Suppose you have a long running calculation:
f <- function(x) {
message("Evaluating slow function")
Sys.sleep(5) # sleep 5 seconds to simulate long running time
x
}
Which is used like so:
f(10)
However, you only want to rerun f() sometimes (say when an upsteam data source changes). I usually do something like this:
run.cached <- function(expr, filename, regenerate=FALSE) {
if ( file.exists(filename) && !regenerate ) {
res <- readRDS(filename)
} else {
res <- eval.parent(substitute(expr))
saveRDS(res, file=filename)
}
res
}
This is a simple caching function; tries to load the .rds
file
indicated by filename
if it exists, otherwise it runs the expression
in expr
and saves the output in the file filename
. If you specify
regenerate=TRUE
it will rerun the expression
Simple caching; run 'expr' and save the output in 'filename'; if 'filename' already exists just load that.
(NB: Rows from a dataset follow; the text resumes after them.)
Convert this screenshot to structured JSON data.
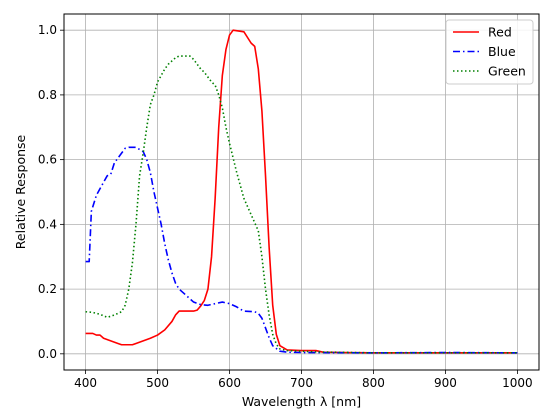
{
  "chart_data": {
    "type": "line",
    "title": "",
    "xlabel": "Wavelength λ [nm]",
    "ylabel": "Relative Response",
    "xlim": [
      370,
      1030
    ],
    "ylim": [
      -0.05,
      1.05
    ],
    "xticks": [
      400,
      500,
      600,
      700,
      800,
      900,
      1000
    ],
    "yticks": [
      0.0,
      0.2,
      0.4,
      0.6,
      0.8,
      1.0
    ],
    "xtick_labels": [
      "400",
      "500",
      "600",
      "700",
      "800",
      "900",
      "1000"
    ],
    "ytick_labels": [
      "0.0",
      "0.2",
      "0.4",
      "0.6",
      "0.8",
      "1.0"
    ],
    "grid": true,
    "legend_position": "top-right",
    "series": [
      {
        "name": "Red",
        "color": "#ff0000",
        "dash": "solid",
        "points": [
          [
            400,
            0.063
          ],
          [
            410,
            0.063
          ],
          [
            415,
            0.058
          ],
          [
            420,
            0.058
          ],
          [
            425,
            0.048
          ],
          [
            435,
            0.04
          ],
          [
            445,
            0.032
          ],
          [
            450,
            0.028
          ],
          [
            465,
            0.028
          ],
          [
            470,
            0.032
          ],
          [
            480,
            0.04
          ],
          [
            490,
            0.048
          ],
          [
            500,
            0.058
          ],
          [
            510,
            0.074
          ],
          [
            520,
            0.1
          ],
          [
            525,
            0.12
          ],
          [
            530,
            0.132
          ],
          [
            550,
            0.132
          ],
          [
            555,
            0.135
          ],
          [
            560,
            0.148
          ],
          [
            565,
            0.165
          ],
          [
            570,
            0.2
          ],
          [
            575,
            0.3
          ],
          [
            580,
            0.48
          ],
          [
            585,
            0.7
          ],
          [
            590,
            0.86
          ],
          [
            595,
            0.94
          ],
          [
            600,
            0.985
          ],
          [
            605,
            1.0
          ],
          [
            620,
            0.995
          ],
          [
            630,
            0.96
          ],
          [
            635,
            0.95
          ],
          [
            640,
            0.88
          ],
          [
            645,
            0.75
          ],
          [
            650,
            0.55
          ],
          [
            655,
            0.33
          ],
          [
            660,
            0.15
          ],
          [
            665,
            0.06
          ],
          [
            670,
            0.025
          ],
          [
            680,
            0.012
          ],
          [
            700,
            0.01
          ],
          [
            720,
            0.01
          ],
          [
            730,
            0.005
          ],
          [
            760,
            0.004
          ],
          [
            800,
            0.003
          ],
          [
            900,
            0.003
          ],
          [
            1000,
            0.003
          ]
        ]
      },
      {
        "name": "Blue",
        "color": "#0000ff",
        "dash": "dashdot",
        "points": [
          [
            400,
            0.285
          ],
          [
            405,
            0.285
          ],
          [
            408,
            0.44
          ],
          [
            415,
            0.49
          ],
          [
            420,
            0.51
          ],
          [
            425,
            0.53
          ],
          [
            430,
            0.55
          ],
          [
            435,
            0.555
          ],
          [
            440,
            0.59
          ],
          [
            450,
            0.62
          ],
          [
            455,
            0.635
          ],
          [
            460,
            0.638
          ],
          [
            470,
            0.638
          ],
          [
            480,
            0.625
          ],
          [
            485,
            0.6
          ],
          [
            490,
            0.56
          ],
          [
            495,
            0.5
          ],
          [
            500,
            0.45
          ],
          [
            505,
            0.4
          ],
          [
            510,
            0.34
          ],
          [
            515,
            0.29
          ],
          [
            520,
            0.25
          ],
          [
            525,
            0.218
          ],
          [
            530,
            0.2
          ],
          [
            540,
            0.18
          ],
          [
            550,
            0.16
          ],
          [
            560,
            0.152
          ],
          [
            570,
            0.15
          ],
          [
            580,
            0.155
          ],
          [
            590,
            0.16
          ],
          [
            600,
            0.155
          ],
          [
            610,
            0.145
          ],
          [
            615,
            0.138
          ],
          [
            620,
            0.132
          ],
          [
            635,
            0.13
          ],
          [
            640,
            0.125
          ],
          [
            645,
            0.11
          ],
          [
            650,
            0.08
          ],
          [
            655,
            0.05
          ],
          [
            660,
            0.025
          ],
          [
            670,
            0.008
          ],
          [
            680,
            0.005
          ],
          [
            700,
            0.004
          ],
          [
            800,
            0.003
          ],
          [
            900,
            0.004
          ],
          [
            1000,
            0.003
          ]
        ]
      },
      {
        "name": "Green",
        "color": "#008000",
        "dash": "dotted",
        "points": [
          [
            400,
            0.13
          ],
          [
            410,
            0.128
          ],
          [
            420,
            0.122
          ],
          [
            430,
            0.113
          ],
          [
            435,
            0.116
          ],
          [
            440,
            0.12
          ],
          [
            445,
            0.125
          ],
          [
            450,
            0.13
          ],
          [
            455,
            0.15
          ],
          [
            460,
            0.2
          ],
          [
            465,
            0.28
          ],
          [
            470,
            0.4
          ],
          [
            475,
            0.55
          ],
          [
            480,
            0.62
          ],
          [
            485,
            0.7
          ],
          [
            490,
            0.77
          ],
          [
            495,
            0.8
          ],
          [
            500,
            0.84
          ],
          [
            505,
            0.86
          ],
          [
            510,
            0.88
          ],
          [
            515,
            0.895
          ],
          [
            520,
            0.905
          ],
          [
            525,
            0.915
          ],
          [
            530,
            0.92
          ],
          [
            545,
            0.92
          ],
          [
            550,
            0.91
          ],
          [
            560,
            0.88
          ],
          [
            565,
            0.87
          ],
          [
            570,
            0.855
          ],
          [
            575,
            0.84
          ],
          [
            580,
            0.83
          ],
          [
            585,
            0.8
          ],
          [
            590,
            0.76
          ],
          [
            595,
            0.7
          ],
          [
            600,
            0.65
          ],
          [
            610,
            0.56
          ],
          [
            620,
            0.48
          ],
          [
            630,
            0.43
          ],
          [
            640,
            0.38
          ],
          [
            645,
            0.3
          ],
          [
            650,
            0.2
          ],
          [
            655,
            0.12
          ],
          [
            660,
            0.06
          ],
          [
            665,
            0.03
          ],
          [
            670,
            0.015
          ],
          [
            680,
            0.01
          ],
          [
            700,
            0.008
          ],
          [
            720,
            0.006
          ],
          [
            800,
            0.003
          ],
          [
            900,
            0.003
          ],
          [
            1000,
            0.003
          ]
        ]
      }
    ]
  }
}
If regenerate is TRUE, it always runs the expression.
So you can do this:
run.cached(f(5), 'mycache.rds') # runs the slow function
run.cached(f(5), 'mycache.rds') # won't run, returns cached result
run.cached(f(10), 'mycache.rds', TRUE) # runs the slow function
When I want to make sure everything works correctly for the final
published version, I delete the .rds
files, which forces everything
to be recalculated.
There are a variety of packages on CRAN that do this already, apparently: R.cache, SOAR, and (for Sweave) cacheSweave. These may be more robust!
knitr has a caching option as well, which has worked well for me so far. It seems to do some pretty clever wizardry to tell if any recalculating is needed.